L’importanza della prevenzione

Se prevenire è meglio che curare, Kibi può rappresentare un valido compagno tecnologico per monitorare le problematiche di salute che si intensificano naturalmente con l’avanzare dell’età. Tra queste ad esempio, l’esigenza di prevenire eventuali problemi prostatici.

Una delle funzioni disponibili del servizio a cui Teseo sta lavorando è la tracciabilità dei movimenti di entrata e uscita dal bagno.

Kibi è progettato come servizio modulare, per permettere attivazioni preferenziali tra le funzionalità presenti

Attraverso l’interscambio di informazioni tra lo smartwatch e i sensori ambientali, collocati in luoghi strategici, Kibi è in grado di rilevare e notificare possibili deviazioni dalla norma nelle abitudini quotidiane dell’utente.

Può essere estremamente utile per controllare personalmente gli sviluppi delle proprie condizioni.

Può essere utile anche per i medici specializzati, in caso avessero bisogno di qualche rilevamento aggiuntivo per contestualizzare meglio il quadro clinico del paziente.

Non sottovalutare i problemi prostatici

Tra il 30% e il 60% degli uomini sopra i 65 anni si riporta un incredibile aumento delle problematiche legate al malfunzionamento della prostata.

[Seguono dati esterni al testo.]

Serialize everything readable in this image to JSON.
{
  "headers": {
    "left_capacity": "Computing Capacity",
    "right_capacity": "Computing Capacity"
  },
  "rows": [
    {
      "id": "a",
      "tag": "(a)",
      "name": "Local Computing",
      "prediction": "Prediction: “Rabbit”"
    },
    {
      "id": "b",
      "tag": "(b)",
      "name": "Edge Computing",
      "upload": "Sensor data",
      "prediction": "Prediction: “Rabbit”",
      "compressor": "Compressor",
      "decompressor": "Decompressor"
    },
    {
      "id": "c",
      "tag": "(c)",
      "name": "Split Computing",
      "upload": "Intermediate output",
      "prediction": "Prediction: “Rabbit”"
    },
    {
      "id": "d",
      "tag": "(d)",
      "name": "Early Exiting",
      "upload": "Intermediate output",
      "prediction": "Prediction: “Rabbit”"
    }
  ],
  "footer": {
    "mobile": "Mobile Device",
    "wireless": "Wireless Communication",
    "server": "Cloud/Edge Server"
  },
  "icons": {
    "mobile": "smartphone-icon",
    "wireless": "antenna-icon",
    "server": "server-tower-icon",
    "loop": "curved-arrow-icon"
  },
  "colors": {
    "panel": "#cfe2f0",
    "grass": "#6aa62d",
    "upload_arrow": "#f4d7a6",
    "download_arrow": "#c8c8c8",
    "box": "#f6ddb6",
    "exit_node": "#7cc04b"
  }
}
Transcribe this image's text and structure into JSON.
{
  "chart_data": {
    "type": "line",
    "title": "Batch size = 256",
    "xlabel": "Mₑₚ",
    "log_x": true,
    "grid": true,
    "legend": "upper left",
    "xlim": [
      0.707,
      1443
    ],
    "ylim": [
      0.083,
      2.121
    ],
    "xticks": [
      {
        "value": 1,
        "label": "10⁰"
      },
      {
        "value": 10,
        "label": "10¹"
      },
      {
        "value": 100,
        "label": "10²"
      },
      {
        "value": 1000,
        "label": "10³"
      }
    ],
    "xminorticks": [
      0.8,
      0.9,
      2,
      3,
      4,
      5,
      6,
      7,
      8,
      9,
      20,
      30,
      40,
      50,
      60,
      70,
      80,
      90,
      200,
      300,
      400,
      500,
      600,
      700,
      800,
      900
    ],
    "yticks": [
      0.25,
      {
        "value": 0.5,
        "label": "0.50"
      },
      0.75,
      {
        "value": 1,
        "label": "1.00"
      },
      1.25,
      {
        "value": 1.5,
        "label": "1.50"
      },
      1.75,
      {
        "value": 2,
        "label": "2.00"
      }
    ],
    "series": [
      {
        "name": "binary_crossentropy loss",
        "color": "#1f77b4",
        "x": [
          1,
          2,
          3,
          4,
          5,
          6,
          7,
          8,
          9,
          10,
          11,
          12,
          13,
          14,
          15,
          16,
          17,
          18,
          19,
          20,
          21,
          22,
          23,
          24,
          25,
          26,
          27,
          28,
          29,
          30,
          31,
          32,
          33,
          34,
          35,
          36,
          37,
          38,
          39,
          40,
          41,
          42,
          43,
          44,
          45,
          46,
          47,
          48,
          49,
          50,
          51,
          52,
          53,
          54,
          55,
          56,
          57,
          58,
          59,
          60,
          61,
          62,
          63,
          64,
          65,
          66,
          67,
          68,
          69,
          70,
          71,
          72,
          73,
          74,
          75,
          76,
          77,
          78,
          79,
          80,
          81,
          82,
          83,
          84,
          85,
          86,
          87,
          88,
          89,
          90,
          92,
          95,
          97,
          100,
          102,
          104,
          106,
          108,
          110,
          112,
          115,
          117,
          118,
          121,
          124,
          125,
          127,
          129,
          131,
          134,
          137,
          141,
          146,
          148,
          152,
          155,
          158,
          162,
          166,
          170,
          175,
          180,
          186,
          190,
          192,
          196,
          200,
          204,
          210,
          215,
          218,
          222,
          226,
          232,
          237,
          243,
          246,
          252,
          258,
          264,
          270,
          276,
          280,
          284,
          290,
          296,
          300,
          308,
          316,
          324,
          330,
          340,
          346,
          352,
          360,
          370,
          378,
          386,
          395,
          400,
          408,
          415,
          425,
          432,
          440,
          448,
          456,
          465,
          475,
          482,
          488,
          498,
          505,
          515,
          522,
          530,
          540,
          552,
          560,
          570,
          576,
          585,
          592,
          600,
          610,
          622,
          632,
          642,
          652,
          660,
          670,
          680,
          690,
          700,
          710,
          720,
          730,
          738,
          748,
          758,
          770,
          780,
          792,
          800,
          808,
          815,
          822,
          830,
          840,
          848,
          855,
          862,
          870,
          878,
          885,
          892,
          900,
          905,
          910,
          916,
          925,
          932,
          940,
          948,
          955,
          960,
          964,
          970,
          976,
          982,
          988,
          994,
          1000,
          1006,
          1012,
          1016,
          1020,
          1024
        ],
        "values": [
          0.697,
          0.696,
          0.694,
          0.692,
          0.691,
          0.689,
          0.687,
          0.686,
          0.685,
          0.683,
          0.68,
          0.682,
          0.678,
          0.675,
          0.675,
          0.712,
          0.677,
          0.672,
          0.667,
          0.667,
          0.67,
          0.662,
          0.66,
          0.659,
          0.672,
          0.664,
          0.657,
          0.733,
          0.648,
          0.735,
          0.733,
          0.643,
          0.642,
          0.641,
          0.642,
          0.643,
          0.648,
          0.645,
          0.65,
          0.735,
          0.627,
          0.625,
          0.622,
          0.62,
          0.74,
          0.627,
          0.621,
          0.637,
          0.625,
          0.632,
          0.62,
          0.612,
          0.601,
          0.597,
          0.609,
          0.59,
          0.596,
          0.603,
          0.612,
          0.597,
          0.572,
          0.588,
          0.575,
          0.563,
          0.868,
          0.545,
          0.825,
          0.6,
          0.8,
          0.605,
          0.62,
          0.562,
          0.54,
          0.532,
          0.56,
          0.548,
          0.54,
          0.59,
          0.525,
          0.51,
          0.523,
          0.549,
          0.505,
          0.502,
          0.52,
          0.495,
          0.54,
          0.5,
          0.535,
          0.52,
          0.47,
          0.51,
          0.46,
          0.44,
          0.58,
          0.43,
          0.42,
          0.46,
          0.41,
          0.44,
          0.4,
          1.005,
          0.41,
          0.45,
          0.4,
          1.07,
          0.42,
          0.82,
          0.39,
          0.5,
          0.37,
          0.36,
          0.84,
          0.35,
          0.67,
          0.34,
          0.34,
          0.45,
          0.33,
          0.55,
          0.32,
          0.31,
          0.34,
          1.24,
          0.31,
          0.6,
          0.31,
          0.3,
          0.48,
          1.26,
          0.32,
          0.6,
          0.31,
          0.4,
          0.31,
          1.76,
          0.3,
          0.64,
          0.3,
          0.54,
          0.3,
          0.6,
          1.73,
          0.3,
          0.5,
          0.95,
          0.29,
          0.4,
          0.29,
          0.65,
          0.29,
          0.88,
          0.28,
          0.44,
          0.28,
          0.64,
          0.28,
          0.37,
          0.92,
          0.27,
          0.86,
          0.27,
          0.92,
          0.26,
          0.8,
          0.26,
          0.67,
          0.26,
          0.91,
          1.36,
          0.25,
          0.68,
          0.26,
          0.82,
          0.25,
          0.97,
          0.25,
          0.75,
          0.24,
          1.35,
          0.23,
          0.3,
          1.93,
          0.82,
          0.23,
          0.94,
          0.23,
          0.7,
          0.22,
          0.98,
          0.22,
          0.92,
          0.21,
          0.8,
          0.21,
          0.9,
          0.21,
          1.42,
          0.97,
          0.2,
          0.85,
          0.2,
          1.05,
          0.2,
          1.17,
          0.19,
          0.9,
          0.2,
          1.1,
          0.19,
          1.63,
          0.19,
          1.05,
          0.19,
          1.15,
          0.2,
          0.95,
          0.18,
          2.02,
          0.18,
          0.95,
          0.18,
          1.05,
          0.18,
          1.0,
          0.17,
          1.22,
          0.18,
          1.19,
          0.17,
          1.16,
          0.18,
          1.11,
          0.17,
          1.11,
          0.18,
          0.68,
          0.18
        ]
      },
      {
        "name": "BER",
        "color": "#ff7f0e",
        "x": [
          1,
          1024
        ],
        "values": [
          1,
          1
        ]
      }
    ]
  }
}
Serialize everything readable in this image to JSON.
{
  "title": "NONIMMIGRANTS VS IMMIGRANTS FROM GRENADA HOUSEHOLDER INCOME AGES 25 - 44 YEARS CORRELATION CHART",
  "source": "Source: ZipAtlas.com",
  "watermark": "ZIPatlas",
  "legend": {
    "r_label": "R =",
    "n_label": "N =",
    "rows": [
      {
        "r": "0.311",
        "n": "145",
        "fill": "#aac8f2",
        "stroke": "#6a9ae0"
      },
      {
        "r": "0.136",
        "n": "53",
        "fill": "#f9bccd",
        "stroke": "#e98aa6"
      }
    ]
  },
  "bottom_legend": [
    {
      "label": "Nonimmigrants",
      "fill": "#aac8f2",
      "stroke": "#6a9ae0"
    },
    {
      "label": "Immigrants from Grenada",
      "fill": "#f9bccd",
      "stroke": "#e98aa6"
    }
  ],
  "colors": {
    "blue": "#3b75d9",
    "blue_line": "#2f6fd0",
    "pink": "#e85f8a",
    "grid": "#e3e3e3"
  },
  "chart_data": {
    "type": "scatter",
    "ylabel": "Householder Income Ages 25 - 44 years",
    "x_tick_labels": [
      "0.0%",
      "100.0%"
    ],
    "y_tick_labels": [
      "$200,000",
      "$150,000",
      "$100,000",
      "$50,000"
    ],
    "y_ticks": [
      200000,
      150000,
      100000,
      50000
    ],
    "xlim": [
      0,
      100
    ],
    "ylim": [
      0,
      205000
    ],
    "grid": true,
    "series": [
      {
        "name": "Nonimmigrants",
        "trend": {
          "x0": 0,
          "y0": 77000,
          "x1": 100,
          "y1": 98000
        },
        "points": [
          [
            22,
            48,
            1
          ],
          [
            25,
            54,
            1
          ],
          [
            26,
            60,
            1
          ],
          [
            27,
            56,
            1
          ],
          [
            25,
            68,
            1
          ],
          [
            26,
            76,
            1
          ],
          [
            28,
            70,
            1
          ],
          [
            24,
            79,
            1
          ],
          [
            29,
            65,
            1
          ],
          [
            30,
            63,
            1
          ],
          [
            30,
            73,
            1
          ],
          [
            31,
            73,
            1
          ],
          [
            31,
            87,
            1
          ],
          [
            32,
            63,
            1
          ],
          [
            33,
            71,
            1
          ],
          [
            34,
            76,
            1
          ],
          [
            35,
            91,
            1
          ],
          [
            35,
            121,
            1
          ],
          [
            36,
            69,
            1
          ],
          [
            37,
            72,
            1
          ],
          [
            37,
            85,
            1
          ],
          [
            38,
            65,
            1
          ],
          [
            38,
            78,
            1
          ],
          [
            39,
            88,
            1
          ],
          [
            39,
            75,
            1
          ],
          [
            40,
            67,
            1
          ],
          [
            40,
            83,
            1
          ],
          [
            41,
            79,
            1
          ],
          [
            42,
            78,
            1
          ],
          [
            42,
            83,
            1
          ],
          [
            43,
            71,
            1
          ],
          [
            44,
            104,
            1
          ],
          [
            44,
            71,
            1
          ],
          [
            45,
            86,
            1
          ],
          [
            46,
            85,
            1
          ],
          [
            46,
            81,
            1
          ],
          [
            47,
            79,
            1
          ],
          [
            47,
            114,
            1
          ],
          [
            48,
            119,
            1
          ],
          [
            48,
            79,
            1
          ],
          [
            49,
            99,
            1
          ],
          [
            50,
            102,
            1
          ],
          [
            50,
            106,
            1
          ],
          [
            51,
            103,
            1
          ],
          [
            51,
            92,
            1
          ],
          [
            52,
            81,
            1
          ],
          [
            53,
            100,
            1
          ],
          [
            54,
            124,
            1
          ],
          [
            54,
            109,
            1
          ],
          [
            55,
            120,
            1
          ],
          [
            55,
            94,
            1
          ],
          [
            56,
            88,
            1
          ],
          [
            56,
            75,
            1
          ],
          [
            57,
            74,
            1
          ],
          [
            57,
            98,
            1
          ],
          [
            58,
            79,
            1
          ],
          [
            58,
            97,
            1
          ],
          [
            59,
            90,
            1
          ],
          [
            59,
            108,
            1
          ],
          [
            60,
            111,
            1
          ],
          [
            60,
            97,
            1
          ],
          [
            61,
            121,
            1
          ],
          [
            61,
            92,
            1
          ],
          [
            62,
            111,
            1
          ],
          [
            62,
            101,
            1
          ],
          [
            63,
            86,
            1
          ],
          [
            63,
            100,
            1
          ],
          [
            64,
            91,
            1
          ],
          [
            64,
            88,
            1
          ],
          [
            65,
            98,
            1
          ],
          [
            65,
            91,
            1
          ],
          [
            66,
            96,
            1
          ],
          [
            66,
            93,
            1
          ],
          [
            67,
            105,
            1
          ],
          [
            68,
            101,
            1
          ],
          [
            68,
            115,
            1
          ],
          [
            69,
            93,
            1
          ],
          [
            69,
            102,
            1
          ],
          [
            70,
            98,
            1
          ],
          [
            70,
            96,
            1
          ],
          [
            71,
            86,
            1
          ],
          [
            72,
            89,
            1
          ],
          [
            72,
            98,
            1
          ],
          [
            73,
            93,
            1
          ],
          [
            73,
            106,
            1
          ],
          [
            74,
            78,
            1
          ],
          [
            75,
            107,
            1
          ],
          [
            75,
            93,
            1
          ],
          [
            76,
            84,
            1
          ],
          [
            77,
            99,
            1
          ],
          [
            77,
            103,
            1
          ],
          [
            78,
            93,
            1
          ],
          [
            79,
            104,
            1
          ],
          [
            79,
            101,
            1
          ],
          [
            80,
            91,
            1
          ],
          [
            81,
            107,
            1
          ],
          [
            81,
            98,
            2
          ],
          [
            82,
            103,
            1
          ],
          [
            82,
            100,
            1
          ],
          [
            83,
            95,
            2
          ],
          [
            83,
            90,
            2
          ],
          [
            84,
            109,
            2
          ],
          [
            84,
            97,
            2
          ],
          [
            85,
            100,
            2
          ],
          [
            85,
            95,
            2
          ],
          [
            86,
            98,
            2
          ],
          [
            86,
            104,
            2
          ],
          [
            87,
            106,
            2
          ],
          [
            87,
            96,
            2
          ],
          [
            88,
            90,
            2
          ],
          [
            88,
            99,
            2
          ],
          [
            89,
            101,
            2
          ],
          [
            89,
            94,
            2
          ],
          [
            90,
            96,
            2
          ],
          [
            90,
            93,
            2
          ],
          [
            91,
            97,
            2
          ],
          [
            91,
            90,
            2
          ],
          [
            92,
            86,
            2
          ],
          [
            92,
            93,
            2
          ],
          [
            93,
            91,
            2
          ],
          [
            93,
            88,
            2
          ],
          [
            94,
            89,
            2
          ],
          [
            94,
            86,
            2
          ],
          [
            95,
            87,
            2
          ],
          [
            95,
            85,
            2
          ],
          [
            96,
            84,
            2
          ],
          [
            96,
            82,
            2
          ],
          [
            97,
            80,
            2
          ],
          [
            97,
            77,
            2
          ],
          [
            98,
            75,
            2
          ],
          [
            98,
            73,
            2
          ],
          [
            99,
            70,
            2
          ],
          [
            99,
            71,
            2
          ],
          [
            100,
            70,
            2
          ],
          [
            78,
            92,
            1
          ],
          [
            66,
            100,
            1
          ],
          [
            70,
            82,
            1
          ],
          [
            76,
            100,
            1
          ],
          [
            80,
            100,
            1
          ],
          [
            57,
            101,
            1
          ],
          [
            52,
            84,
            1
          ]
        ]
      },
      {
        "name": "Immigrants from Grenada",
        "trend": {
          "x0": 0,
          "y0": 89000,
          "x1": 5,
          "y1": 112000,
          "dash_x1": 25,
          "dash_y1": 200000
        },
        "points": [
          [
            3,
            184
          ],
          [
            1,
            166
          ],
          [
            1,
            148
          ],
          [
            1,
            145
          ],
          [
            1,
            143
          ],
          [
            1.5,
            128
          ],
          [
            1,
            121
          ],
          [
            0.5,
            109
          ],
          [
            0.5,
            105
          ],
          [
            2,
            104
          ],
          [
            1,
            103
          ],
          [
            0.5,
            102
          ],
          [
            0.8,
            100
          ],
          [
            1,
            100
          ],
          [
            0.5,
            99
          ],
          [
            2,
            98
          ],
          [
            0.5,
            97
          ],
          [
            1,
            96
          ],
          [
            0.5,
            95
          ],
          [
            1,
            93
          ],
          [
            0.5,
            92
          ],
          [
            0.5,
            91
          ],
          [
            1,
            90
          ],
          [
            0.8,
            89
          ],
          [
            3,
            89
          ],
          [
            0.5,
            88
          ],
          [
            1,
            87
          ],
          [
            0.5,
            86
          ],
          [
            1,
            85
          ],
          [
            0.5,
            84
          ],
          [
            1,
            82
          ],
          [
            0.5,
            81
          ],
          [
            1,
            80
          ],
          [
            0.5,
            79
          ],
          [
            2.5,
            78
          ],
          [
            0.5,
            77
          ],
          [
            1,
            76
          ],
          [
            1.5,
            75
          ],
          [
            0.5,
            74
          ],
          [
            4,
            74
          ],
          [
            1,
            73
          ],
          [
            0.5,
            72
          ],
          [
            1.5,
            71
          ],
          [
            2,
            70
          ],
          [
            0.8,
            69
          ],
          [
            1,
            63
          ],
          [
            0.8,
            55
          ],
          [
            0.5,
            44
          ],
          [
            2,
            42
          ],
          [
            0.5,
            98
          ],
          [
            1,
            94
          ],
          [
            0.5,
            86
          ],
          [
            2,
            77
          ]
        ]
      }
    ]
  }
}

Questo genera spiacevoli conseguenze; sintomi variabili come:

– recarsi troppo spesso in bagno

– svegliarsi in piena notte con l’urgenza di urinare

– la sensazione di parziale svuotamento della vescica

possono essere indice di manifestazioni precoci di ipertrofia prostatica.

In alcuni casi questa sintomatologia può portare a una diagnosi tumorale. I ricercatori dell’AIRC sottolineano come il 20% del totale dei tumori diagnosticati alla popolazione maschile riguardi la prostata.

Prevenire i problemi prostatici significa cogliere i primi segnali in tempo e cominciare uno studio osservazionale continuo e da vicino; in questo modo, sia il paziente sia l’urologo sono aiutati nel registrare la quantità di volte in cui l’assistito si è recato al bagno. Il tracciamento di eventuali cambiamenti utili alla diagnosi viene così automatizzato.

L’aiuto nell’azione preventiva realizza una delle numerose potenzialità che Kibi ha intenzione di offrire.